VeCLIP: Enhancing CLIP Performance via Visual-enriched Captions
The paper "VeCLIP: Improving CLIP Training via Visual-enriched Captions" presents a novel method to enhance CLIP (Contrastive Language-Image Pre-training) models by generating and leveraging visually enriched captions to improve image-text alignment. By addressing the issues inherent in web-crawled datasets, this research enhances CLIP's training data quality, diversity, and scalability.
Core Contributions
The authors introduce a scalable pipeline for rewriting noisy captions, termed Visual-enriched Captions (VeCap), through the incorporation of visual concepts directly from images. This technique diverges from conventional LLM-based caption rewriting that has been predominantly effective on curated datasets, demonstrating significant utility and scalability on large-scale, web-crawled datasets.
- Visual-enriched Captions (VeCap): VeCap is generated through a two-step process. First, LLaVA, a multimodal Language-Vision Assistant, extracts visual concepts from images independently of AltText.
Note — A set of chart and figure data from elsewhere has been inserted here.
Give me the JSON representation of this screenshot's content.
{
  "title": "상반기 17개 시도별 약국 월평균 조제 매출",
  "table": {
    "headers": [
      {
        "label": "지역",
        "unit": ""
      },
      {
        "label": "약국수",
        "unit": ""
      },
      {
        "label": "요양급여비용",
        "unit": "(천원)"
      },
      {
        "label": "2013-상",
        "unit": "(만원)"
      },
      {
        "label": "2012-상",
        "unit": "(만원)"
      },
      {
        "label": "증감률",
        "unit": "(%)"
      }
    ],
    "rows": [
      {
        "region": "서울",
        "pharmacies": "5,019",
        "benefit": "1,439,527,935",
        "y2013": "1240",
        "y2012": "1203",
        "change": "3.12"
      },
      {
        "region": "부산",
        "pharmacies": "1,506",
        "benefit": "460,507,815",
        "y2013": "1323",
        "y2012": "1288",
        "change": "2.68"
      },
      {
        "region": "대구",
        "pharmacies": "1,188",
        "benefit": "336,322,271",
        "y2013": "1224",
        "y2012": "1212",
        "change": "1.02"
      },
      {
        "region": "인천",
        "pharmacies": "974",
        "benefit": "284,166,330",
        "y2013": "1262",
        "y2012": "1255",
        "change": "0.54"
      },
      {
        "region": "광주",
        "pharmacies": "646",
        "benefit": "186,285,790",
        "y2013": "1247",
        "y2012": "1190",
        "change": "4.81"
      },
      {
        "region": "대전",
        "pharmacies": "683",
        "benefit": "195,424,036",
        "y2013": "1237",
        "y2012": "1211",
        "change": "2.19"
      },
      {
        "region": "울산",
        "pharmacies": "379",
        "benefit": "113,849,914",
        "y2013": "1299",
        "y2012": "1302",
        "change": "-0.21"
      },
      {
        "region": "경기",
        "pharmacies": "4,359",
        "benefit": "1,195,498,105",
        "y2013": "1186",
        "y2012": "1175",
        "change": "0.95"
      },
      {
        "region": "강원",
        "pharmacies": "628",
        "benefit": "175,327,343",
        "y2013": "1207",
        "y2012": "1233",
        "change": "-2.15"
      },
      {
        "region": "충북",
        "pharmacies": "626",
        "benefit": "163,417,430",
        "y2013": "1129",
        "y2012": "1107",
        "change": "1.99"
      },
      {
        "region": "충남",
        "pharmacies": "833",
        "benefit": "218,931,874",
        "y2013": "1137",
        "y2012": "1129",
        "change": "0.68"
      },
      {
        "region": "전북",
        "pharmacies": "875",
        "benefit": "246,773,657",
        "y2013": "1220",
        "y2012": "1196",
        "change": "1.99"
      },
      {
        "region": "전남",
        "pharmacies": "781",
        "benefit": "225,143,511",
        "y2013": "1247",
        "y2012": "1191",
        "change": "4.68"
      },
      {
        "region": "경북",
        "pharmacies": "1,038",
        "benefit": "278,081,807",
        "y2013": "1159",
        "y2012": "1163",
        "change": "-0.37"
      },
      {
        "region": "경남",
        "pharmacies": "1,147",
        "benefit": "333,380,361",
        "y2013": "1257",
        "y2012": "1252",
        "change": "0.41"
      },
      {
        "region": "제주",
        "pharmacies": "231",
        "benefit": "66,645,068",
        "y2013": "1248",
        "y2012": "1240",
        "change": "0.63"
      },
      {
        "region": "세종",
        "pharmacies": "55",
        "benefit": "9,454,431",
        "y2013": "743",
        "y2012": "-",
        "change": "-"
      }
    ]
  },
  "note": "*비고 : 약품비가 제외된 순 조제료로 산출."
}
Second, an LLM refines these captions, fusing disparate sources of information into one concise text without altering its core semantic meaning.
- Mixed Training Scheme: To combat potential drops in data diversity caused by unified LLM rewriting styles, VeCLIP employs a mixed training strategy, alternating between original AltTexts and the enhanced VeCap, thereby maintaining information richness and preventing overfitting.
- Data Efficiency and Scalability: VeCLIP notably achieves substantial improvements using a significantly smaller dataset compared to established models like CLIP trained on 400 million pairs. It demonstrates that 3M dataset settings yield an R@1 improvement of over 16\% on retrieval tasks compared to standard CLIP, while using less than 14\% of the data required by the original models.
Numerical Results and Performance
VeCLIP's performance is rigorously evaluated on image-to-text and text-to-image retrieval tasks using datasets such as COCO and Flickr30k, demonstrating remarkable enhancements in Recall@1, Recall@5, and Recall@10 metrics. For instance, VeCLIP achieves up to +25.2\% improvement in COCO retrieval tasks over the 12M dataset setting. Furthermore, in zero-shot ImageNet classification, the performance improvements further confirm the method’s robustness and practicality.
Implications and Future Directions
The implications of this research are palpable in both theoretical and practical spheres. Theoretically, it introduces a sustainable model of enhancing LLM-based rewriting tasks by leveraging visual context, setting a precedent for handling noisy, real-world datasets. Practically, the approach reduces the need for large, manually annotated datasets, facilitating more efficient resource utilization in model training.
Future developments could examine the integration of VeCap with other dataset curation methodologies, or investigate its impact on different multimodal models beyond CLIP. Additionally, addressing potential ethical and factual inaccuracies or hallucinations introduced by LLMs merits further scrutiny to refine the overall quality of generated captions.
In conclusion, the work presents a compelling advancement in optimizing CLIP training in noisy environments, equipping models with the ability to better leverage large-scale, web-derived data while achieving superior benchmark performances. The balance between caption quality and model diversity appears crucial, suggesting that similar methodologies could be extended across various AI systems, further broadening the horizons of scalable AI training paradigms.